The networks worry that such services will undercut their business model, particularly the retransmission fees they collect from cable operators, and undermine broadcast stations’ plans to launch mobile offerings to smartphones, iPads and other devices. Indeed, Nathan concluded that Aereo stood to cause “irreparable harm” to the broadcasters, but “they have not demonstrated that the balance of hardships decidedly tips in their favor.”
“Today’s decision shows that when you are on the right side of the law, you can stand up, fight the Goliath and win,” said Aereo founder Chet Kanojia.
A key legal distinction for Aereo lies in its thousands of dime-sized antennas, allowing each subscriber to choose to watch a broadcast show online in real time or to play it back as on a DVR. The networks and New York local stations called it a “gimmick” and argued that Aereo violated the Copyright Act’s right of public performance, specifically its provision barring unauthorized transmission of copyrighted works.
But Nathan concluded that the antennas operate independently, backing Aereo’s contention that it is essentially renting remote equipment to its users that is comparable to what they can install at home.
In her opinion, Nathan drew similarities between Aereo’s technology and a remote storage DVR introduced several years ago by Cablevision. The latter was the focus of a landmark ruling by the 2nd Circuit Court of Appeals that held that the remote DVR did not infringe on copyrights.
She wrote that “in light of this court’s factual determination that each antenna functions independently, in at least one respect, the Aereo system is a stronger case than” the Cablevision case.

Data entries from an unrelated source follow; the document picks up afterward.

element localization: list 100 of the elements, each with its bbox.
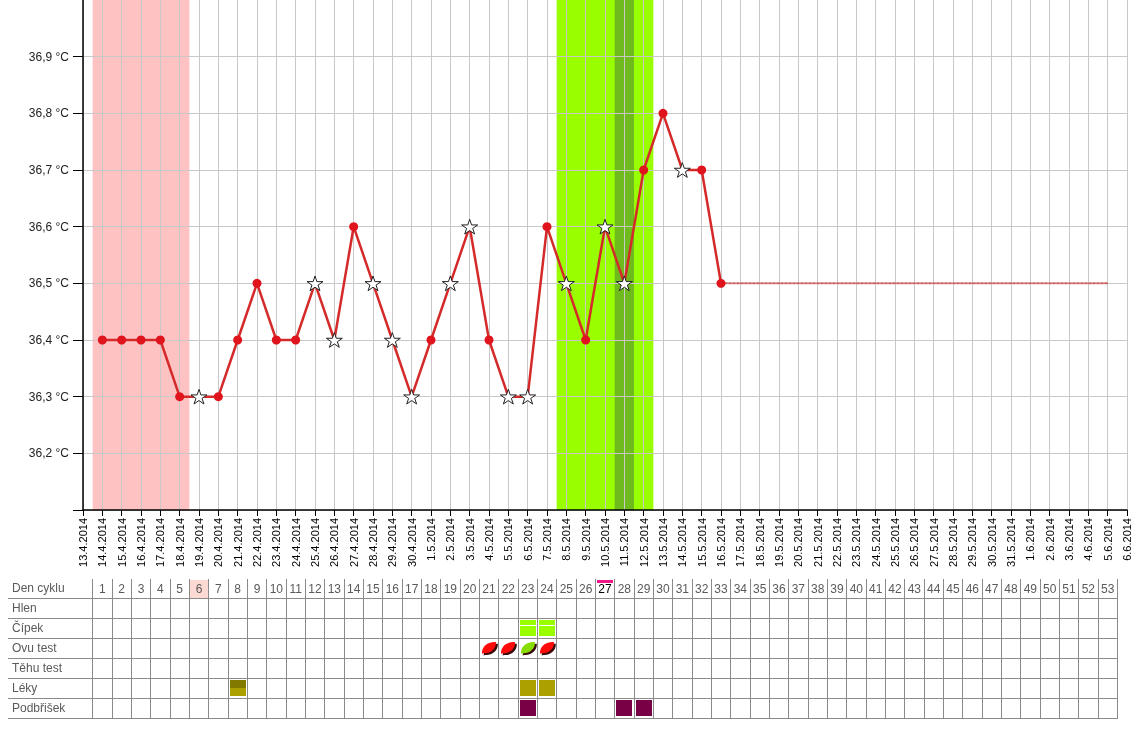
x-tick-label: 25.5.2014 — [889, 518, 901, 567]
x-tick-label: 11.5.2014 — [618, 518, 631, 567]
x2-tick-label: 40 — [849, 582, 864, 596]
x-tick-label: 9.5.2014 — [579, 518, 592, 561]
point — [306, 275, 324, 292]
y-tick-label: 36,5 °C — [28, 276, 70, 291]
point — [697, 165, 707, 175]
x-tick-label: 16.4.2014 — [135, 518, 147, 567]
x-tick-label: 13.5.2014 — [657, 518, 669, 567]
x-tick-label: 22.5.2014 — [831, 518, 843, 567]
x2-tick-label: 27 — [598, 582, 612, 596]
x2-tick-label: 50 — [1042, 582, 1057, 596]
x2-tick-label: 52 — [1081, 582, 1096, 596]
x2-tick-label: 11 — [289, 582, 303, 596]
point — [190, 388, 208, 405]
point — [639, 165, 649, 175]
x-tick-label: 12.5.2014 — [637, 518, 650, 567]
x2-tick-label: 17 — [404, 582, 419, 596]
x-tick-label: 23.4.2014 — [270, 518, 283, 567]
point — [615, 275, 633, 292]
point — [349, 222, 359, 232]
x-tick-label: 17.4.2014 — [154, 518, 167, 567]
x2-tick-label: 26 — [578, 582, 593, 596]
x2-tick-label: 45 — [946, 582, 960, 596]
x2-tick-label: 35 — [752, 582, 767, 596]
x-tick-label: 26.5.2014 — [908, 518, 921, 567]
point — [542, 222, 552, 232]
category-label: Ovu test — [12, 641, 57, 655]
point — [175, 392, 185, 402]
x-tick-label: 4.6.2014 — [1082, 518, 1095, 561]
x-tick-label: 29.4.2014 — [386, 518, 399, 567]
x2-tick-label: 4 — [156, 582, 164, 596]
category-label: Léky — [12, 681, 38, 695]
x2-tick-label: 23 — [520, 582, 535, 596]
x2-tick-label: 47 — [984, 582, 999, 596]
x-tick-label: 3.6.2014 — [1063, 518, 1075, 561]
x-tick-label: 20.5.2014 — [792, 518, 805, 567]
x-tick-label: 2.6.2014 — [1043, 518, 1056, 561]
y-tick-label: 36,9 °C — [28, 49, 70, 64]
point — [252, 278, 262, 288]
x2-tick-label: 43 — [907, 582, 922, 596]
y-tick-label: 36,2 °C — [28, 446, 70, 461]
x2-tick-label: 33 — [714, 582, 728, 596]
x2-tick-label: 42 — [888, 582, 902, 596]
y-tick-label: 36,4 °C — [28, 333, 70, 347]
x-tick-label: 4.5.2014 — [483, 518, 495, 561]
x2-tick-label: 37 — [791, 582, 806, 596]
point — [484, 335, 494, 345]
x2-tick-label: 41 — [868, 582, 883, 596]
point — [499, 388, 517, 405]
x-tick-label: 27.4.2014 — [347, 518, 360, 567]
x-tick-label: 6.6.2014 — [1121, 518, 1133, 561]
point — [596, 218, 614, 235]
x-tick-label: 3.5.2014 — [463, 518, 476, 561]
x-tick-label: 20.4.2014 — [212, 518, 225, 567]
x2-tick-label: 24 — [540, 582, 554, 596]
category-label: Podbřišek — [12, 701, 66, 715]
x2-tick-label: 14 — [346, 582, 361, 596]
point — [557, 275, 575, 292]
y-tick-label: 36,3 °C — [28, 389, 70, 404]
point — [716, 278, 726, 288]
x-tick-label: 10.5.2014 — [599, 518, 611, 567]
y-tick-label: 36,7 °C — [28, 163, 70, 177]
x2-tick-label: 1 — [98, 582, 106, 596]
x-tick-label: 8.5.2014 — [560, 518, 573, 561]
point — [673, 162, 691, 178]
x-tick-label: 29.5.2014 — [966, 518, 979, 567]
x-tick-label: 24.4.2014 — [289, 518, 302, 567]
point — [441, 275, 459, 292]
x2-tick-label: 30 — [656, 582, 670, 596]
x2-tick-label: 46 — [965, 582, 980, 596]
x-tick-label: 23.5.2014 — [850, 518, 863, 567]
x-tick-label: 31.5.2014 — [1005, 518, 1017, 567]
point — [117, 335, 127, 345]
x2-tick-label: 49 — [1023, 582, 1038, 596]
point — [403, 388, 421, 405]
x-tick-label: 22.4.2014 — [251, 518, 263, 567]
point — [136, 335, 146, 345]
x-tick-label: 17.5.2014 — [734, 518, 747, 567]
x2-tick-label: 31 — [675, 582, 690, 596]
category-label: Hlen — [12, 601, 37, 615]
x-tick-label: 1.5.2014 — [425, 518, 437, 561]
x-tick-label: 15.5.2014 — [695, 518, 708, 567]
x2-tick-label: 34 — [733, 582, 748, 596]
x2-tick-label: 32 — [694, 582, 709, 596]
x2-tick-label: 7 — [214, 582, 222, 596]
point — [581, 335, 591, 345]
x2-tick-label: 36 — [772, 582, 786, 596]
x-tick-label: 18.4.2014 — [173, 518, 186, 567]
x-tick-label: 24.5.2014 — [869, 518, 882, 567]
x2-tick-label: 15 — [366, 582, 380, 596]
x-tick-label: 5.6.2014 — [1101, 518, 1114, 561]
x2-tick-label: 29 — [636, 582, 651, 596]
point — [461, 218, 479, 235]
x-tick-label: 18.5.2014 — [753, 518, 766, 567]
x-tick-label: 19.4.2014 — [193, 518, 205, 567]
x2-tick-label: 39 — [830, 582, 844, 596]
x2-tick-label: 18 — [424, 582, 438, 596]
point — [364, 275, 382, 292]
point — [213, 392, 223, 402]
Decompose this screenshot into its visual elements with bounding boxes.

While broadcasters saw distinction in Cablevision’s remote DVR and Aereo’s streams of broadcasts in real time, Nathan found that argument irrelevant. “Whether a user watches a program through Aereo’s service as it is being broadcast or after the initial broadcast does not change that the transmission is made from a unique copy, previously created by that user, accessible and transmitted only to that user, the factors (the Cablevision decision) identified as limiting the potential audience,” Nathan wrote.
A group of plaintiffs, including WNET Thirteen, Fox Television Stations, WPIX and Univision, expressed disappointment at the decision and plan to appeal.
“Today’s decision is a loss for the entire creative community,” their statement said. “The judge has denied our request for preliminary relief — ruling that it is OK to misappropriate copyrighted material and retransmit it without compensation. While we are disappointed, we will continue to fight to protect our copyrights and expect to prevail on appeal.”
NBC Universal, another plaintiff in the case, also issued a statement noting the Nathan’s opinion represents “a preliminary finding and we remain confident that the courts will ultimately find in our favor and block Aereo from infringing our copyrighted broadcasts. Importantly, the court clearly determined that Aereo’s business is irreparably harming broadcasters and content creators.”